Law in Hyperspeed is a new lawyer-written blog by someone wishing to share his experiences of ADD (Attention Deficit Disorder) with lawyers and others of similar disposition. A rare example of a lawyer bearing his soul. Feedmelegal wishes LIH all the best.

"The Business of Blogging"

As some will have seen, there's an article at BusinessWeek Online on The Business of Blogging. The passage that caught feedmelegal's eye was this:

J. Craig Williams, whose blog, mayitpleasethecourt.net, is part of the law network, says he expects his monthly traffic of 100,000 page views to rise substantially.

100,000 page views plus per month? Sounds like a pretty decent hit rate doesn't it?  Feedmelegal wonders how many traditional law firm websites without RSS feeds could boast such activity.

"Maximizing Your Law Firm's Internet Marketing"

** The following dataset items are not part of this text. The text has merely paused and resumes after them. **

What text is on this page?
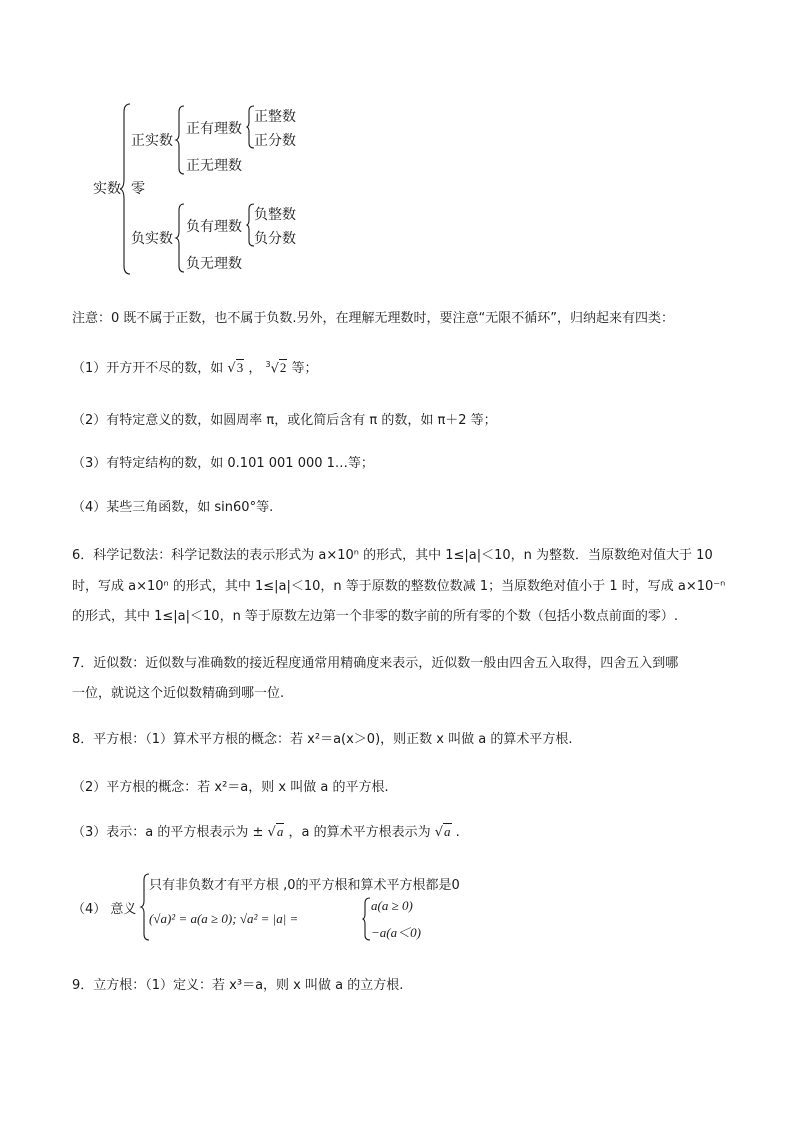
实数
正实数
正有理数
正整数
正分数
正无理数
零
负实数
负有理数
负整数
负分数
负无理数
注意：0 既不属于正数，也不属于负数.另外，在理解无理数时，要注意“无限不循环”，归纳起来有四类：
（1）开方开不尽的数，如 √3 ， $^3$√2 等；
（2）有特定意义的数，如圆周率 π，或化简后含有 π 的数，如 π＋2 等；
（3）有特定结构的数，如 0.101 001 000 1…等；
（4）某些三角函数，如 sin60°等.
6．科学记数法：科学记数法的表示形式为 a×10ⁿ 的形式，其中 1≤|a|＜10，n 为整数．当原数绝对值大于 10
时，写成 a×10ⁿ 的形式，其中 1≤|a|＜10，n 等于原数的整数位数减 1；当原数绝对值小于 1 时，写成 a×10⁻ⁿ
的形式，其中 1≤|a|＜10，n 等于原数左边第一个非零的数字前的所有零的个数（包括小数点前面的零）.
7．近似数：近似数与准确数的接近程度通常用精确度来表示，近似数一般由四舍五入取得，四舍五入到哪
一位，就说这个近似数精确到哪一位.
8．平方根：（1）算术平方根的概念：若 x²＝a(x＞0)，则正数 x 叫做 a 的算术平方根.
（2）平方根的概念：若 x²＝a，则 x 叫做 a 的平方根.
（3）表示：a 的平方根表示为 ± √a ，a 的算术平方根表示为 √a .
（4） 意义
只有非负数才有平方根 ,0的平方根和算术平方根都是0
(√a)² = a(a ≥ 0); √a² = |a| =
a(a ≥ 0)
−a(a＜0)
9．立方根：（1）定义：若 x³＝a，则 x 叫做 a 的立方根.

That's the title of an interesting sounding webinar LexBlog's Kevin O'Keefe delivered on Wednesday for the Legal Marketing Association.  He has kindly made his Powerpoint presentation available for all to see.  You can check it out here.  As you'd expect, some interesting topics appear to have been covered in the webinar.  Among many other things, the Powerpoint has some interesting facts and figures.  One slide in particular caught feedmelegal's attention.  It's headed:  "Large law firms (Am Law 200) very attracted to blogs".  Would have been interesting to have been a fly on the wall when this slide was discussed.